Competition Commission rules on wholesale line costs from BT
BT has had its attempts to allow the costs of lowering its pension deficit to be included in the Ofcom price regulation calculations rejected by the Competition Commission. Ofcom has been working to a formula that is seeing the cost of WLR, SMPF and MPF rentals decrease year on year, with the BT Group challenging the calculations as no account was made of the Groups desire to decrease its pension deficit.
The pension deficit currently sits at around £3bn, after significant reductions in 2008-2009 when the deficit stood at £9bn. The large deficit arising from the collapse in pension fund performance, and the downsizing of the workforce putting pressure on the fund as has been the case with many other large firms.

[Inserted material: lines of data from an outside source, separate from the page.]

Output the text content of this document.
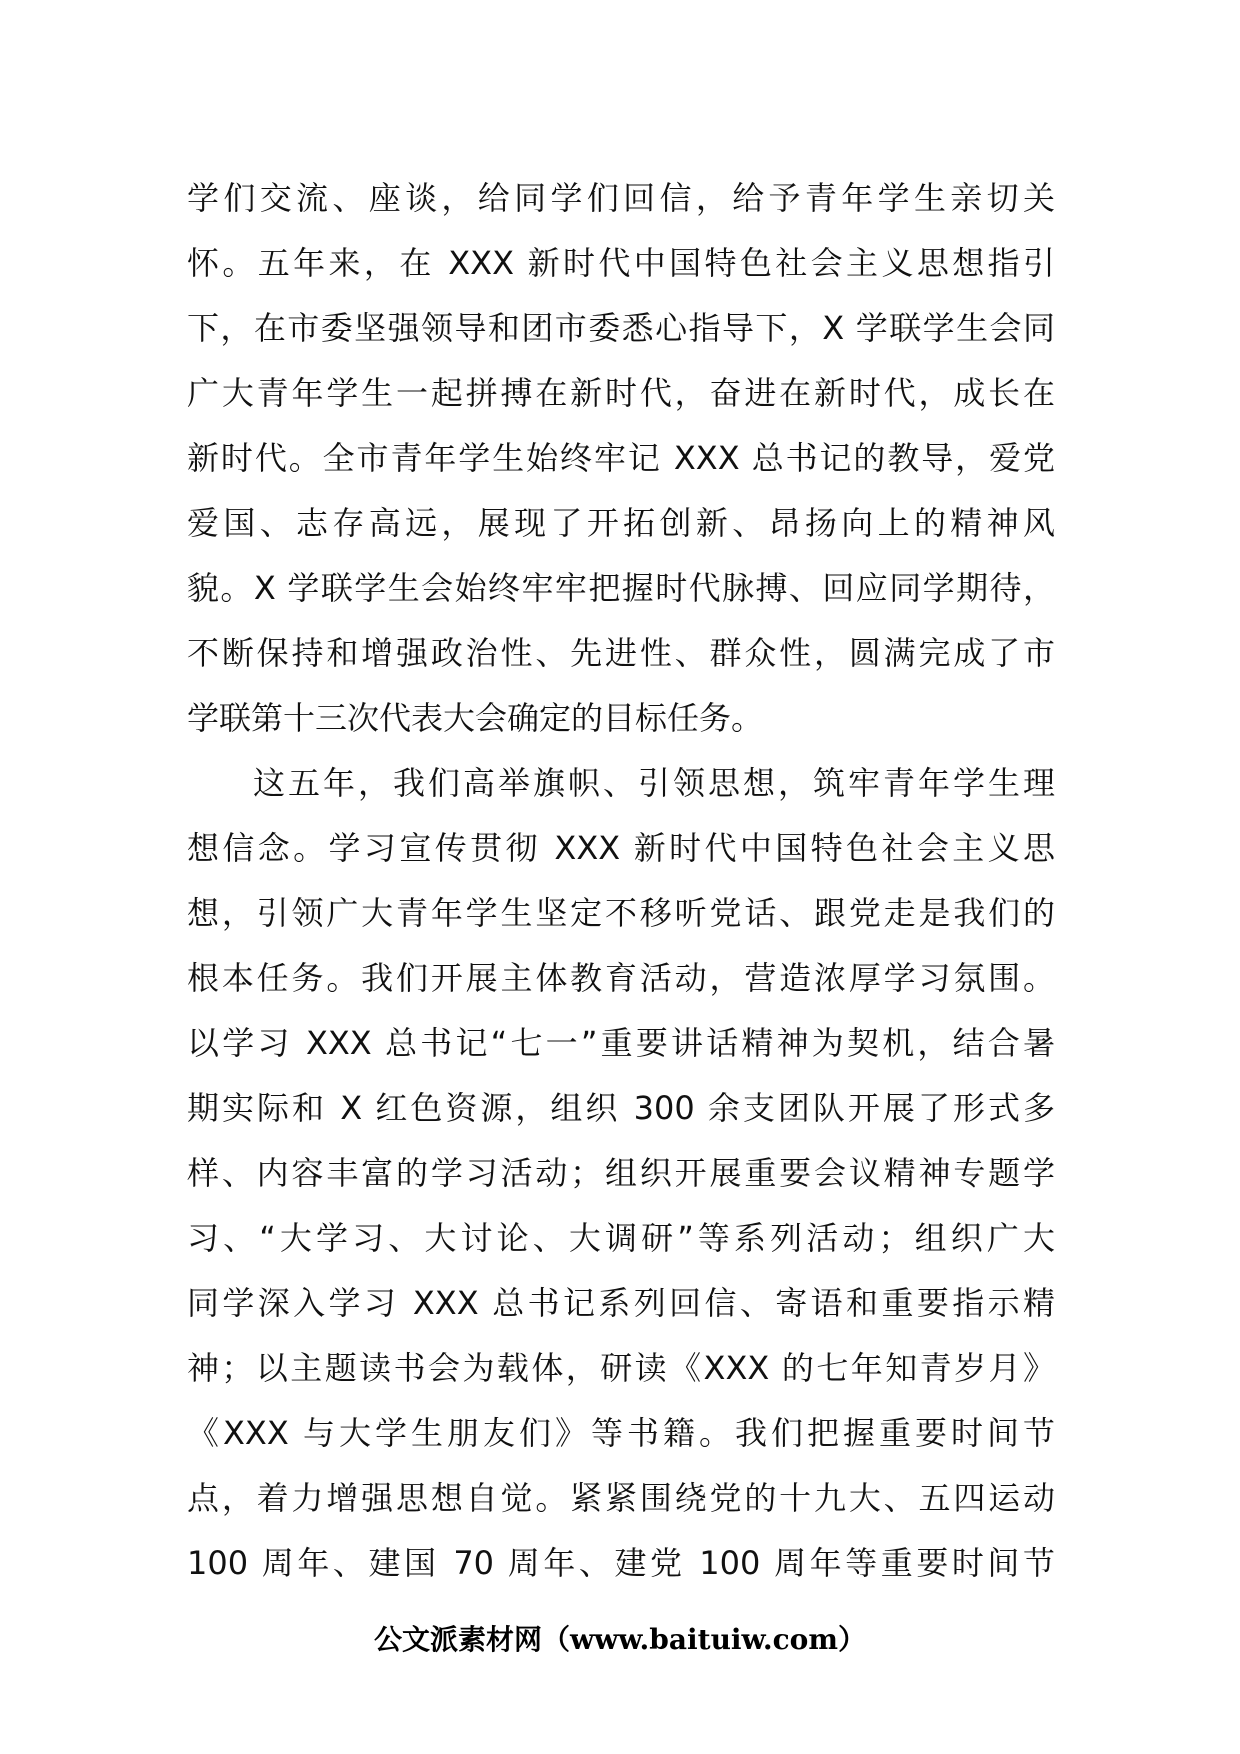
学们交流、座谈，给同学们回信，给予青年学生亲切关
怀。五年来，在 XXX 新时代中国特色社会主义思想指引
下，在市委坚强领导和团市委悉心指导下，X 学联学生会同
广大青年学生一起拼搏在新时代，奋进在新时代，成长在
新时代。全市青年学生始终牢记 XXX 总书记的教导，爱党
爱国、志存高远，展现了开拓创新、昂扬向上的精神风
貌。X 学联学生会始终牢牢把握时代脉搏、回应同学期待，
不断保持和增强政治性、先进性、群众性，圆满完成了市
学联第十三次代表大会确定的目标任务。
这五年，我们高举旗帜、引领思想，筑牢青年学生理
想信念。学习宣传贯彻 XXX 新时代中国特色社会主义思
想，引领广大青年学生坚定不移听党话、跟党走是我们的
根本任务。我们开展主体教育活动，营造浓厚学习氛围。
以学习 XXX 总书记“七一”重要讲话精神为契机，结合暑
期实际和 X 红色资源，组织 300 余支团队开展了形式多
样、内容丰富的学习活动；组织开展重要会议精神专题学
习、“大学习、大讨论、大调研”等系列活动；组织广大
同学深入学习 XXX 总书记系列回信、寄语和重要指示精
神；以主题读书会为载体，研读《XXX 的七年知青岁月》
《XXX 与大学生朋友们》等书籍。我们把握重要时间节
点，着力增强思想自觉。紧紧围绕党的十九大、五四运动
100 周年、建国 70 周年、建党 100 周年等重要时间节
公文派素材网（www.baituiw.com）
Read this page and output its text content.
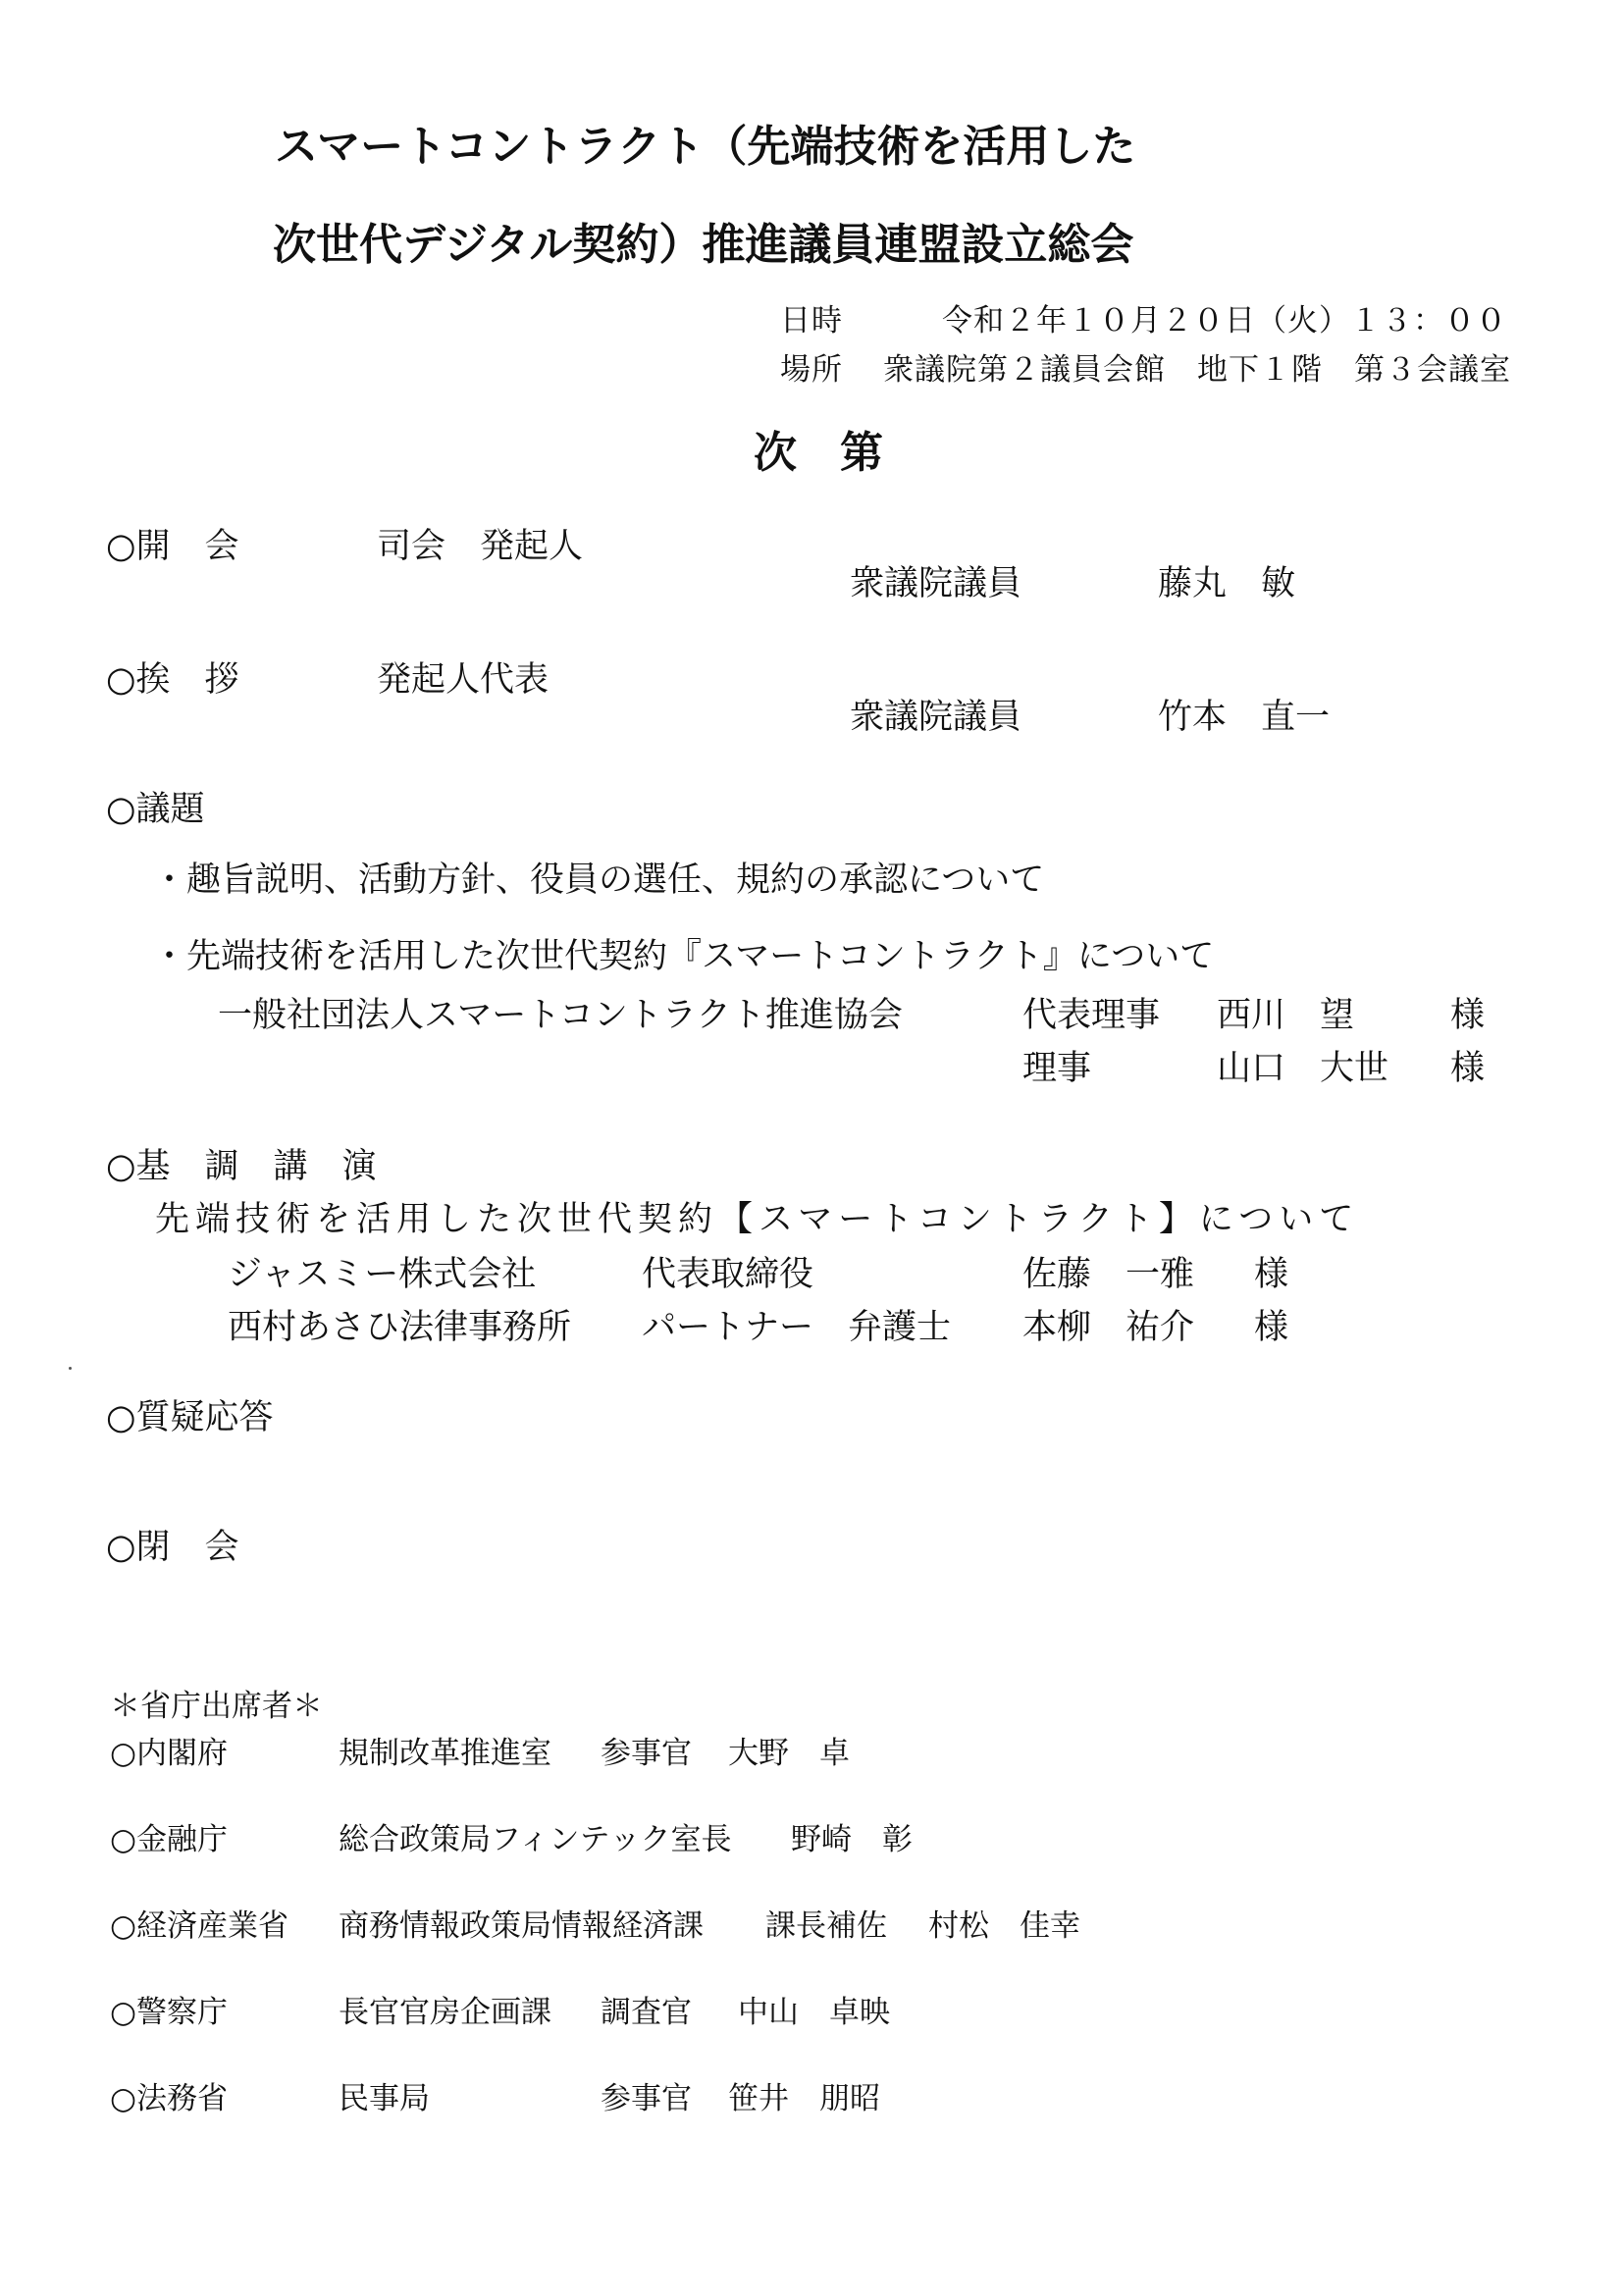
スマートコントラクト（先端技術を活用した
次世代デジタル契約）推進議員連盟設立総会
日時	令和２年１０月２０日（火）１３：００
場所 衆議院第２議員会館　地下１階　第３会議室
次　第
○開　会	司会　発起人
衆議院議員	藤丸　敏
○挨　拶	発起人代表
衆議院議員	竹本　直一
○議題
・趣旨説明、活動方針、役員の選任、規約の承認について
・先端技術を活用した次世代契約『スマートコントラクト』について
一般社団法人スマートコントラクト推進協会	代表理事 西川　望	様
理事	山口　大世 様
○基　調　講　演
先端技術を活用した次世代契約【スマートコントラクト】について
ジャスミー株式会社	代表取締役	佐藤　一雅 様
西村あさひ法律事務所 パートナー　弁護士 本柳　祐介 様
○質疑応答
○閉　会
＊省庁出席者＊
○内閣府	規制改革推進室 参事官 大野　卓
○金融庁	総合政策局フィンテック室長 野崎　彰
○経済産業省 商務情報政策局情報経済課 課長補佐 村松　佳幸
○警察庁	長官官房企画課 調査官 中山　卓映
○法務省	民事局	参事官 笹井　朋昭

Earlier in 2012, there was a round of price reductions at the wholesale level, and while Ofcom claimed savings for consumers, a good few providers are increasing line rental due to other cost pressures, including the simple fact that more people are switching to unlimited calls packages.
One negative aspect of the pressure from Ofcom on BT and in particular Openreach to decrease the monthly line rental fees, is that any other work like repair visits are under pressure to generate some revenue reflected in the rise of people charged for visits, or faults not being investigated until a total failure of the broadband and voice service.
How the UK approaches regulation is difficult, on the one hand BT is the only local loop presence in great swathes of the country, with competitors looking to exploit this copper loop for minimum investment. The other aspect is that regulation needs to be encouraging altnet's that will reduce the dominance of the BT Group in the 52% of the UK where Virgin Media is not present.